The NDP’s case, however, is not all that dire. It was the victim of an unpopular government, not of its unpopularity or any problems for which it is entirely responsible for. The limited success of the Greens, who would have done well if the NDP had major problems of its own making, indicates that. It is possible that Wall and the SaskParty will win a third term if they remain as popular and the economy keeps doing well (it is predicted to slow down a bit, but still do well). But the NDP isn’t in bad shape. Its lack of support in rural areas is not a big deal as it can still win government by winning back urban areas and small town seats (Moose Jaw, Prince Albert, The Battlefords).

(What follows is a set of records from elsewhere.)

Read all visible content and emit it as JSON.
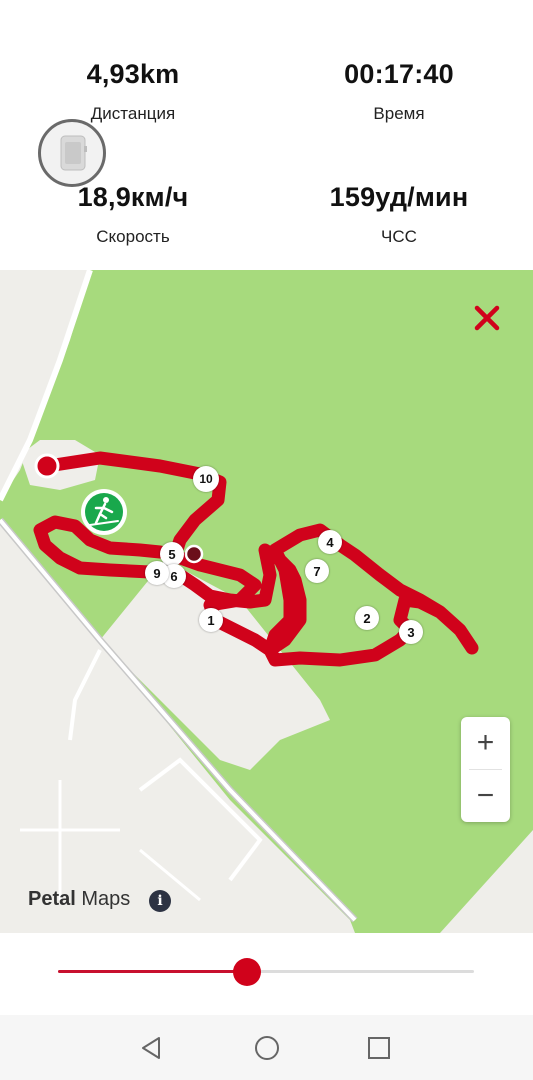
{
  "stats": {
    "distance": {
      "value": "4,93km",
      "label": "Дистанция"
    },
    "time": {
      "value": "00:17:40",
      "label": "Время"
    },
    "speed": {
      "value": "18,9км/ч",
      "label": "Скорость"
    },
    "heart_rate": {
      "value": "159уд/мин",
      "label": "ЧСС"
    }
  },
  "map": {
    "provider_brand": "Petal",
    "provider_word": "Maps",
    "info_glyph": "i",
    "zoom_in": "+",
    "zoom_out": "−",
    "route_color": "#d0021b",
    "water_color": "#a7da7d",
    "start_marker_icon": "cross-country-ski-icon",
    "start_marker_color": "#19a84c",
    "lap_markers": [
      "1",
      "2",
      "3",
      "4",
      "5",
      "6",
      "7",
      "9",
      "10"
    ]
  },
  "playback": {
    "progress": 0.455,
    "accent": "#d0021b"
  },
  "nav": {
    "back_icon": "back-triangle-icon",
    "home_icon": "home-circle-icon",
    "recents_icon": "recents-square-icon"
  }
}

The Liberals, or rather the Liberaltarians, did very poorly. They only ran in 9 seats against 58 for the Greens, so it was to be expected that they would be outpolled pretty big by the Greens. But I think the Liberal vote in the ridings they ran in is still lower than the Green vote, and I also think it’s actually smaller than the PC vote in the ridings those guys ran in even though the PC’s only purpose nowadays is to get money and annoy the SaskParty by remaining alive. Liberal leader Ryan Bater won 11.8% in The Battlefords, which is not all that bad but probably pretty bad if you assume that the Liberal campaign was basically focused entirely on their leader’s seat. The Liberal Party is, of course, very much dead in Saskatchewan and Saskatchewan is not the place where a classical liberal-oriented Liberal Party has any chance.